Todos estes cenários convocam sérias dúvidas sobre:
- Se os candidatos podem, de algum modo, deliberadamente mentir, nos seus CVs ou em entrevistas (?).
- Não podendo mentir, se podem, de algum modo, fazer uso de um arrojado “dolus bonus” (ex: mentira menor e piedosa, exageros naturais, meros embelezamentos da realidade) e até que ponto este passa a um “dolus malus”, isto é, quando ultrapassa a margem do razoável (?).
- Se as empresas-empregadoras podem de algum modo reagir face a estes cenários, designadamente de um modo preventivo e indemnizável (?).
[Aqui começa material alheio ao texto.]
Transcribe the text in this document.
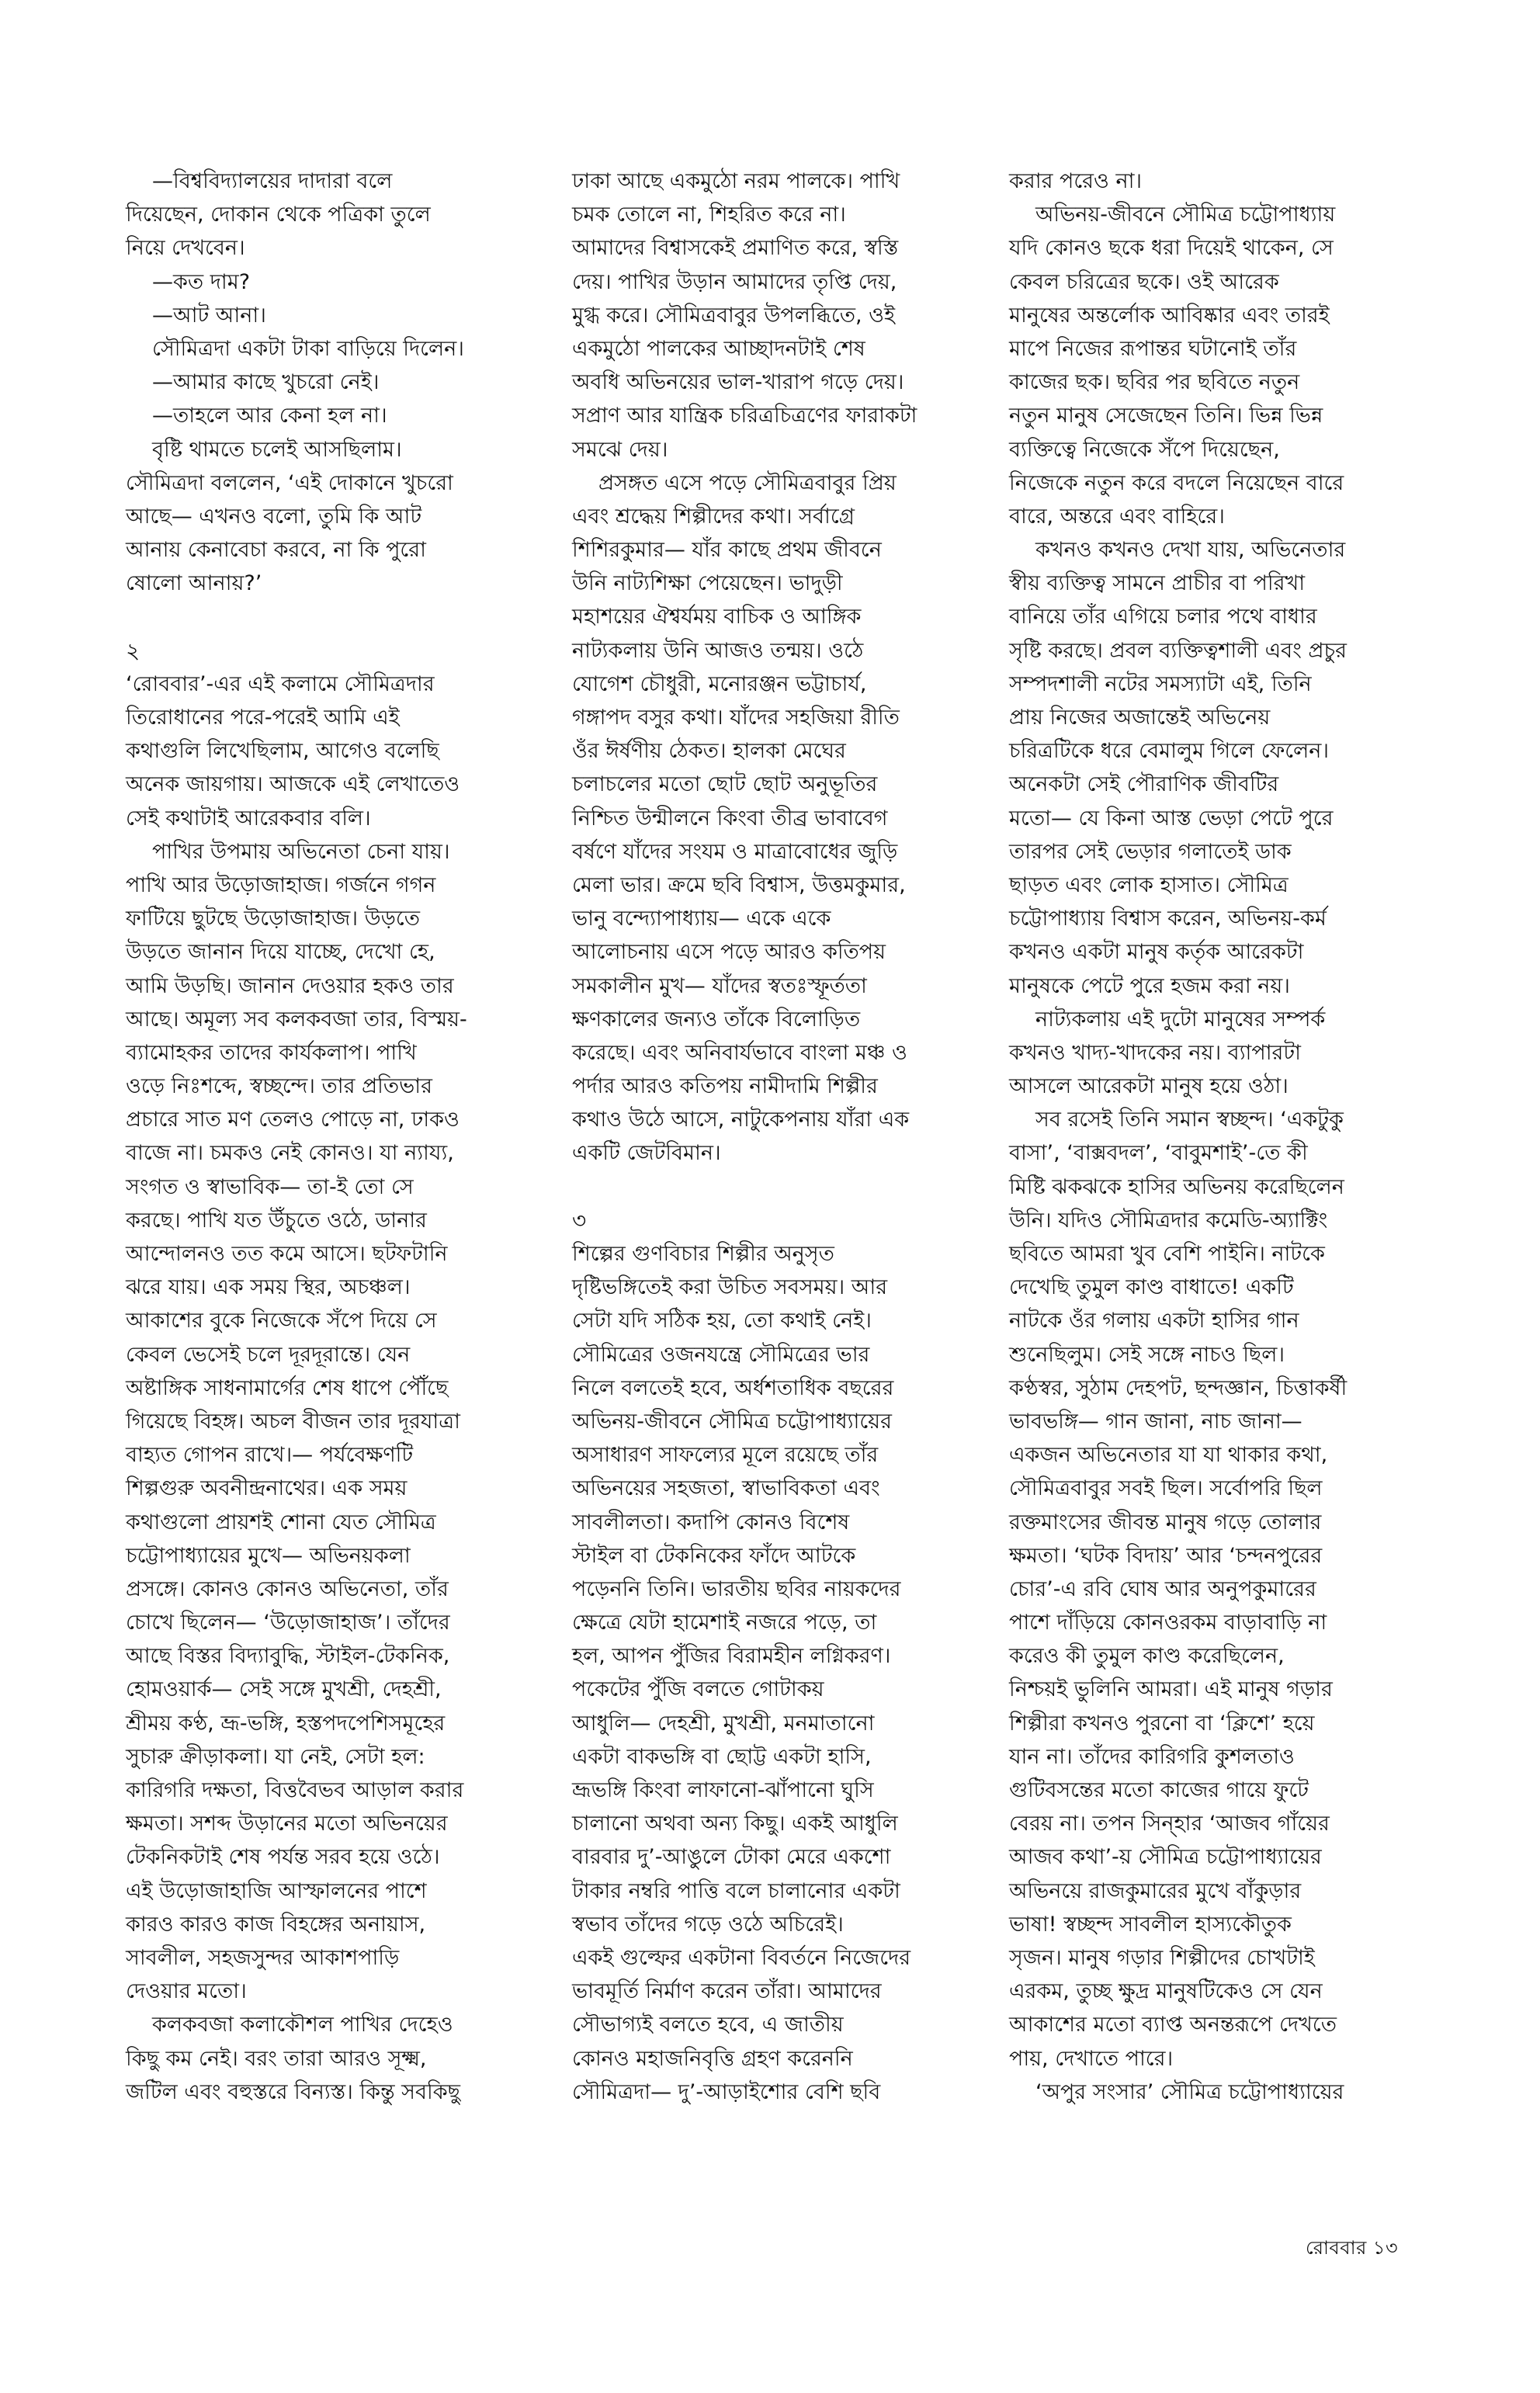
—বিশ্ববিদ্যালয়ের দাদারা বলে
দিয়েছেন, দোকান থেকে পত্রিকা তুলে
নিয়ে দেখবেন।
—কত দাম?
—আট আনা।
সৌমিত্রদা একটা টাকা বাড়িয়ে দিলেন।
—আমার কাছে খুচরো নেই।
—তাহলে আর কেনা হল না।
বৃষ্টি থামতে চলেই আসছিলাম।
সৌমিত্রদা বললেন, ‘এই দোকানে খুচরো
আছে— এখনও বলো, তুমি কি আট
আনায় কেনাবেচা করবে, না কি পুরো
ষোলো আনায়?’
২
‘রোববার’-এর এই কলামে সৌমিত্রদার
তিরোধানের পরে-পরেই আমি এই
কথাগুলি লিখেছিলাম, আগেও বলেছি
অনেক জায়গায়। আজকে এই লেখাতেও
সেই কথাটাই আরেকবার বলি।
পাখির উপমায় অভিনেতা চেনা যায়।
পাখি আর উড়োজাহাজ। গর্জনে গগন
ফাটিয়ে ছুটছে উড়োজাহাজ। উড়তে
উড়তে জানান দিয়ে যাচ্ছে, দেখো হে,
আমি উড়ছি। জানান দেওয়ার হকও তার
আছে। অমূল্য সব কলকবজা তার, বিস্ময়-
ব্যামোহকর তাদের কার্যকলাপ। পাখি
ওড়ে নিঃশব্দে, স্বচ্ছন্দে। তার প্রতিভার
প্রচারে সাত মণ তেলও পোড়ে না, ঢাকও
বাজে না। চমকও নেই কোনও। যা ন্যায্য,
সংগত ও স্বাভাবিক— তা-ই তো সে
করছে। পাখি যত উঁচুতে ওঠে, ডানার
আন্দোলনও তত কমে আসে। ছটফটানি
ঝরে যায়। এক সময় স্থির, অচঞ্চল।
আকাশের বুকে নিজেকে সঁপে দিয়ে সে
কেবল ভেসেই চলে দূরদূরান্তে। যেন
অষ্টাঙ্গিক সাধনামার্গের শেষ ধাপে পৌঁছে
গিয়েছে বিহঙ্গ। অচল বীজন তার দূরযাত্রা
বাহ্যত গোপন রাখে।— পর্যবেক্ষণটি
শিল্পগুরু অবনীন্দ্রনাথের। এক সময়
কথাগুলো প্রায়শই শোনা যেত সৌমিত্র
চট্টোপাধ্যায়ের মুখে— অভিনয়কলা
প্রসঙ্গে। কোনও কোনও অভিনেতা, তাঁর
চোখে ছিলেন— ‘উড়োজাহাজ’। তাঁদের
আছে বিস্তর বিদ্যাবুদ্ধি, স্টাইল-টেকনিক,
হোমওয়ার্ক— সেই সঙ্গে মুখশ্রী, দেহশ্রী,
শ্রীময় কণ্ঠ, ভ্রূ-ভঙ্গি, হস্তপদপেশিসমূহের
সুচারু ক্রীড়াকলা। যা নেই, সেটা হল:
কারিগরি দক্ষতা, বিত্তবৈভব আড়াল করার
ক্ষমতা। সশব্দ উড়ানের মতো অভিনয়ের
টেকনিকটাই শেষ পর্যন্ত সরব হয়ে ওঠে।
এই উড়োজাহাজি আস্ফালনের পাশে
কারও কারও কাজ বিহঙ্গের অনায়াস,
সাবলীল, সহজসুন্দর আকাশপাড়ি
দেওয়ার মতো।
কলকবজা কলাকৌশল পাখির দেহেও
কিছু কম নেই। বরং তারা আরও সূক্ষ্ম,
জটিল এবং বহুস্তরে বিন্যস্ত। কিন্তু সবকিছু
ঢাকা আছে একমুঠো নরম পালকে। পাখি
চমক তোলে না, শিহরিত করে না।
আমাদের বিশ্বাসকেই প্রমাণিত করে, স্বস্তি
দেয়। পাখির উড়ান আমাদের তৃপ্তি দেয়,
মুগ্ধ করে। সৌমিত্রবাবুর উপলব্ধিতে, ওই
একমুঠো পালকের আচ্ছাদনটাই শেষ
অবধি অভিনয়ের ভাল-খারাপ গড়ে দেয়।
সপ্রাণ আর যান্ত্রিক চরিত্রচিত্রণের ফারাকটা
সমঝে দেয়।
প্রসঙ্গত এসে পড়ে সৌমিত্রবাবুর প্রিয়
এবং শ্রদ্ধেয় শিল্পীদের কথা। সর্বাগ্রে
শিশিরকুমার— যাঁর কাছে প্রথম জীবনে
উনি নাট্যশিক্ষা পেয়েছেন। ভাদুড়ী
মহাশয়ের ঐশ্বর্যময় বাচিক ও আঙ্গিক
নাট্যকলায় উনি আজও তন্ময়। ওঠে
যোগেশ চৌধুরী, মনোরঞ্জন ভট্টাচার্য,
গঙ্গাপদ বসুর কথা। যাঁদের সহজিয়া রীতি
ওঁর ঈর্ষণীয় ঠেকত। হালকা মেঘের
চলাচলের মতো ছোট ছোট অনুভূতির
নিশ্চিত উন্মীলনে কিংবা তীব্র ভাবাবেগ
বর্ষণে যাঁদের সংযম ও মাত্রাবোধের জুড়ি
মেলা ভার। ক্রমে ছবি বিশ্বাস, উত্তমকুমার,
ভানু বন্দ্যোপাধ্যায়— একে একে
আলোচনায় এসে পড়ে আরও কতিপয়
সমকালীন মুখ— যাঁদের স্বতঃস্ফূর্ততা
ক্ষণকালের জন্যও তাঁকে বিলোড়িত
করেছে। এবং অনিবার্যভাবে বাংলা মঞ্চ ও
পর্দার আরও কতিপয় নামীদামি শিল্পীর
কথাও উঠে আসে, নাটুকেপনায় যাঁরা এক
একটি জেটবিমান।
৩
শিল্পের গুণবিচার শিল্পীর অনুসৃত
দৃষ্টিভঙ্গিতেই করা উচিত সবসময়। আর
সেটা যদি সঠিক হয়, তো কথাই নেই।
সৌমিত্রের ওজনযন্ত্রে সৌমিত্রের ভার
নিলে বলতেই হবে, অর্ধশতাধিক বছরের
অভিনয়-জীবনে সৌমিত্র চট্টোপাধ্যায়ের
অসাধারণ সাফল্যের মূলে রয়েছে তাঁর
অভিনয়ের সহজতা, স্বাভাবিকতা এবং
সাবলীলতা। কদাপি কোনও বিশেষ
স্টাইল বা টেকনিকের ফাঁদে আটকে
পড়েননি তিনি। ভারতীয় ছবির নায়কদের
ক্ষেত্রে যেটা হামেশাই নজরে পড়ে, তা
হল, আপন পুঁজির বিরামহীন লগ্নিকরণ।
পকেটের পুঁজি বলতে গোটাকয়
আধুলি— দেহশ্রী, মুখশ্রী, মনমাতানো
একটা বাকভঙ্গি বা ছোট্ট একটা হাসি,
ভ্রূভঙ্গি কিংবা লাফানো-ঝাঁপানো ঘুসি
চালানো অথবা অন্য কিছু। একই আধুলি
বারবার দু’-আঙুলে টোকা মেরে একশো
টাকার নম্বরি পাত্তি বলে চালানোর একটা
স্বভাব তাঁদের গড়ে ওঠে অচিরেই।
একই গুল্ফের একটানা বিবর্তনে নিজেদের
ভাবমূর্তি নির্মাণ করেন তাঁরা। আমাদের
সৌভাগ্যই বলতে হবে, এ জাতীয়
কোনও মহাজনিবৃত্তি গ্রহণ করেননি
সৌমিত্রদা— দু’-আড়াইশোর বেশি ছবি
করার পরেও না।
অভিনয়-জীবনে সৌমিত্র চট্টোপাধ্যায়
যদি কোনও ছকে ধরা দিয়েই থাকেন, সে
কেবল চরিত্রের ছকে। ওই আরেক
মানুষের অন্তর্লোক আবিষ্কার এবং তারই
মাপে নিজের রূপান্তর ঘটানোই তাঁর
কাজের ছক। ছবির পর ছবিতে নতুন
নতুন মানুষ সেজেছেন তিনি। ভিন্ন ভিন্ন
ব্যক্তিত্বে নিজেকে সঁপে দিয়েছেন,
নিজেকে নতুন করে বদলে নিয়েছেন বারে
বারে, অন্তরে এবং বাহিরে।
কখনও কখনও দেখা যায়, অভিনেতার
স্বীয় ব্যক্তিত্ব সামনে প্রাচীর বা পরিখা
বানিয়ে তাঁর এগিয়ে চলার পথে বাধার
সৃষ্টি করছে। প্রবল ব্যক্তিত্বশালী এবং প্রচুর
সম্পদশালী নটের সমস্যাটা এই, তিনি
প্রায় নিজের অজান্তেই অভিনেয়
চরিত্রটিকে ধরে বেমালুম গিলে ফেলেন।
অনেকটা সেই পৌরাণিক জীবটির
মতো— যে কিনা আস্ত ভেড়া পেটে পুরে
তারপর সেই ভেড়ার গলাতেই ডাক
ছাড়ত এবং লোক হাসাত। সৌমিত্র
চট্টোপাধ্যায় বিশ্বাস করেন, অভিনয়-কর্ম
কখনও একটা মানুষ কর্তৃক আরেকটা
মানুষকে পেটে পুরে হজম করা নয়।
নাট্যকলায় এই দুটো মানুষের সম্পর্ক
কখনও খাদ্য-খাদকের নয়। ব্যাপারটা
আসলে আরেকটা মানুষ হয়ে ওঠা।
সব রসেই তিনি সমান স্বচ্ছন্দ। ‘একটুকু
বাসা’, ‘বাক্সবদল’, ‘বাবুমশাই’-তে কী
মিষ্টি ঝকঝকে হাসির অভিনয় করেছিলেন
উনি। যদিও সৌমিত্রদার কমেডি-অ্যাক্টিং
ছবিতে আমরা খুব বেশি পাইনি। নাটকে
দেখেছি তুমুল কাণ্ড বাধাতে! একটি
নাটকে ওঁর গলায় একটা হাসির গান
শুনেছিলুম। সেই সঙ্গে নাচও ছিল।
কণ্ঠস্বর, সুঠাম দেহপট, ছন্দজ্ঞান, চিত্তাকর্ষী
ভাবভঙ্গি— গান জানা, নাচ জানা—
একজন অভিনেতার যা যা থাকার কথা,
সৌমিত্রবাবুর সবই ছিল। সর্বোপরি ছিল
রক্তমাংসের জীবন্ত মানুষ গড়ে তোলার
ক্ষমতা। ‘ঘটক বিদায়’ আর ‘চন্দনপুরের
চোর’-এ রবি ঘোষ আর অনুপকুমারের
পাশে দাঁড়িয়ে কোনওরকম বাড়াবাড়ি না
করেও কী তুমুল কাণ্ড করেছিলেন,
নিশ্চয়ই ভুলিনি আমরা। এই মানুষ গড়ার
শিল্পীরা কখনও পুরনো বা ‘ক্লিশে’ হয়ে
যান না। তাঁদের কারিগরি কুশলতাও
গুটিবসন্তের মতো কাজের গায়ে ফুটে
বেরয় না। তপন সিন্‌হার ‘আজব গাঁয়ের
আজব কথা’-য় সৌমিত্র চট্টোপাধ্যায়ের
অভিনয়ে রাজকুমারের মুখে বাঁকুড়ার
ভাষা! স্বচ্ছন্দ সাবলীল হাস্যকৌতুক
সৃজন। মানুষ গড়ার শিল্পীদের চোখটাই
এরকম, তুচ্ছ ক্ষুদ্র মানুষটিকেও সে যেন
আকাশের মতো ব্যাপ্ত অনন্তরূপে দেখতে
পায়, দেখাতে পারে।
‘অপুর সংসার’ সৌমিত্র চট্টোপাধ্যায়ের
রোববার ১৩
Se alguns casos são evidentes, outros podem revelar um tema verdadeiramente complexo. Desde já recordamos os gestores, técnicos de RH e demais profissionais da área que sempre existe a possibilidade de (I) solicitar documentos, (ii) a realização de provas, entre outros. Mais ainda, (iii) sempre existiria um espaço próprio de validação das partes na relação laboral: o período experimental, que pode assentar em motivos objetivos ou subjetivos (desde que não abusivos ou discriminatórios).
Repare-se que, por vezes, a urgência da contratação não permite um recrutamento devidamente estruturado. Noutros casos, pode suceder que o profissional seja, à partida o perfil “TaylorMade” e exija que o período experimental seja reduzido ou excluído, para trabalhar na nova empresa-empregadora. De todo o modo, cabe analisar se o contrato de trabalho está bem redigido, estabelecendo as condições mínimas e essenciais e os termos em que a relação laboral é possível. De resto, não se vê prejudicada a possibilidade de se discutir a eventual responsabilidade (pré-)contratual.
Será um tema a acompanhar. Estaremos atentos.